Do the 24" nova legs adjust? My friend has a 20" 10g and might be interested if the price is negotiable.


----------



## DR1V3N (Apr 22, 2010)

effox said:


> Do the 24" nova legs adjust? My friend has a 20" 10g and might be interested if the price is negotiable.


Chris, the legs adjust any which way you want. I bought the exact same one he has. The light is solid but comes standard with 10,000K and actinic bulbs.

Good on power too. I test mounted it on my Fluval Edge, just over 17" I believe, no problem.


----------



## myaquaria (Apr 21, 2010)

yes, it has legs but price is firm


----------



## myaquaria (Apr 21, 2010)

hi, 

howz it going with you? 

u still interested in the light strip? HO t5? its brand new, unused, still in box.

It's an extra one i bought.

i can deliver to you like last time. but this time no charge.

GLen


----------



## myaquaria (Apr 21, 2010)

updated information and prices, please re-read.


----------



## myaquaria (Apr 21, 2010)

updated with new items and prices


----------



## DR1V3N (Apr 22, 2010)

pm'd for the rimless tank


----------



## myaquaria (Apr 21, 2010)

corrected the link to rimless tank, sorry


----------



## Smiladon (Apr 23, 2010)

This is the pic I see in the ad fo the rimless










Looks like a regular tank to me...


----------



## myaquaria (Apr 21, 2010)

that's how Hagen labels this tank as a "rimless tank"

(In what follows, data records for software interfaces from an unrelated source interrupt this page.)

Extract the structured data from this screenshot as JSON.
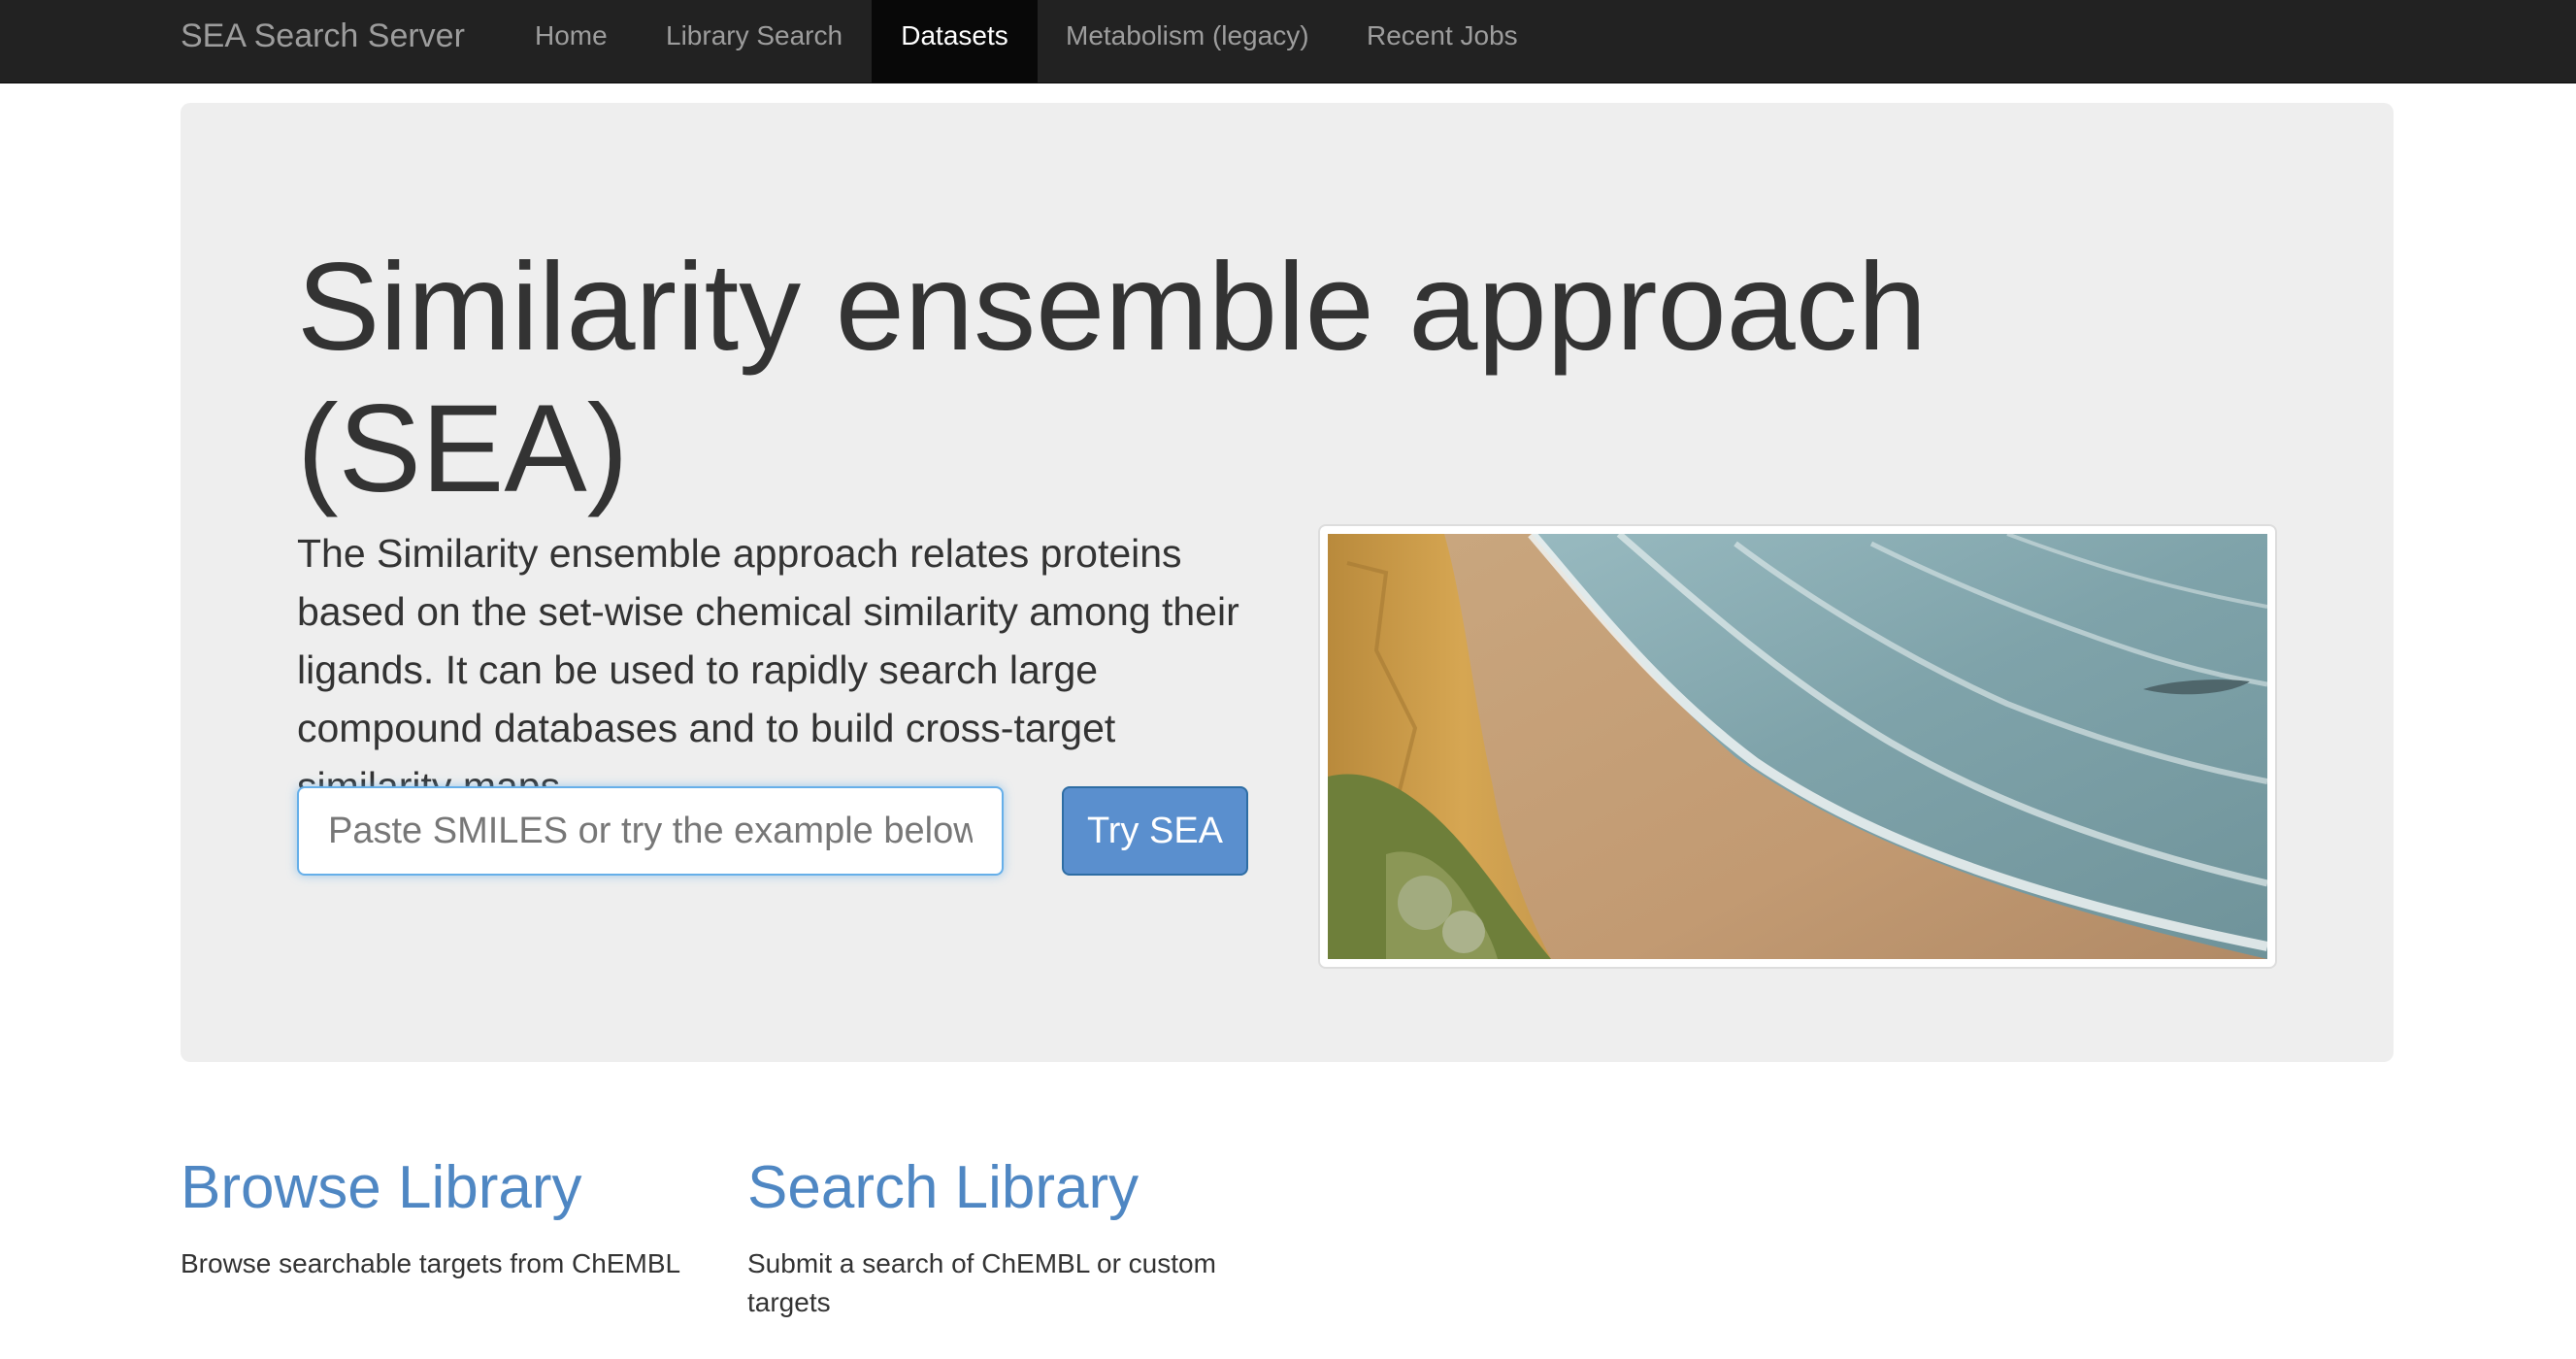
{
  "navbar": {
    "brand": "SEA Search Server",
    "items": [
      {
        "label": "Home"
      },
      {
        "label": "Library Search"
      },
      {
        "label": "Datasets",
        "active": true
      },
      {
        "label": "Metabolism (legacy)"
      },
      {
        "label": "Recent Jobs"
      }
    ]
  },
  "jumbotron": {
    "title": "Similarity ensemble approach (SEA)",
    "lead": "The Similarity ensemble approach relates proteins based on the set-wise chemical similarity among their ligands. It can be used to rapidly search large compound databases and to build cross-target similarity maps.",
    "input_placeholder": "Paste SMILES or try the example below",
    "input_value": "",
    "button_label": "Try SEA",
    "image_subject": "coastal cliff and beach"
  },
  "features": [
    {
      "title": "Browse Library",
      "description": "Browse searchable targets from ChEMBL"
    },
    {
      "title": "Search Library",
      "description": "Submit a search of ChEMBL or custom targets"
    }
  ],
  "colors": {
    "navbar_bg": "#222222",
    "nav_active_bg": "#080808",
    "jumbotron_bg": "#eeeeee",
    "link": "#4f87c3",
    "primary_button": "#5a8fce"
  }
}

updated description of light fixture and now will throw in freshwater t5 HO bulbs for freshwater users (coralife bulbs)


----------



## myaquaria (Apr 21, 2010)

updated; 1 200W heater left!!!!!


----------



## catgoldfish (Apr 21, 2010)

*10 gallon Tank*

Do you still have this?

10 gallon tank, hagen, standard size, $10
10 gallon tank canopy, incadescent, $10


----------



## myaquaria (Apr 21, 2010)

10 gallon tank and stand are sold.

still have 200W heater, 3D background and 36" T5 HO strip light.

New item: sponge filter


----------



## someguy (Apr 21, 2010)

PM for 36" lightstrip


----------



## myaquaria (Apr 21, 2010)

bump! 4 items left to go!


----------



## myaquaria (Apr 21, 2010)

new item added: Timer by Hagen for lights, dual sockets


----------



## myaquaria (Apr 21, 2010)

still available


----------



## BossRoss (Jun 17, 2010)

craigslist links are expired... what size is 3d bg? 

i'm coming downtown tomorrow, will p/u the timer if ur around


----------



## myaquaria (Apr 21, 2010)

sent a pm to you


----------



## reefkeeper (Jul 29, 2010)

Light Retro-Fit
Retro-fit kit by hagen glo. Dual bulbs with clips. Good for T10's and T12’s
$15. 

Interested in this retro fit...what does it include? electronic ballast, reflector, bulbs? Will this fit a 10G tank (20 inch)?

Thanks


----------



## myaquaria (Apr 21, 2010)

hi everything is included except reflector cuz it never came with it. I am in Japan now and will arrive on Aug 9, lets meet then

Glenc


----------



## myaquaria (Apr 21, 2010)

still got these items


----------



## user_error (Aug 15, 2010)

whats the dimensions of the Retro-fit kit ? good for what size tank?


----------



## myaquaria (Apr 21, 2010)

retro fit kit can be any size in length. it is made by hagen Glo Mat . bulbs are T12,T10's.


----------



## donjuan_corn (May 6, 2010)

How old is the heater?


----------



## myaquaria (Apr 21, 2010)

updated the broken pic site.

check it out!


----------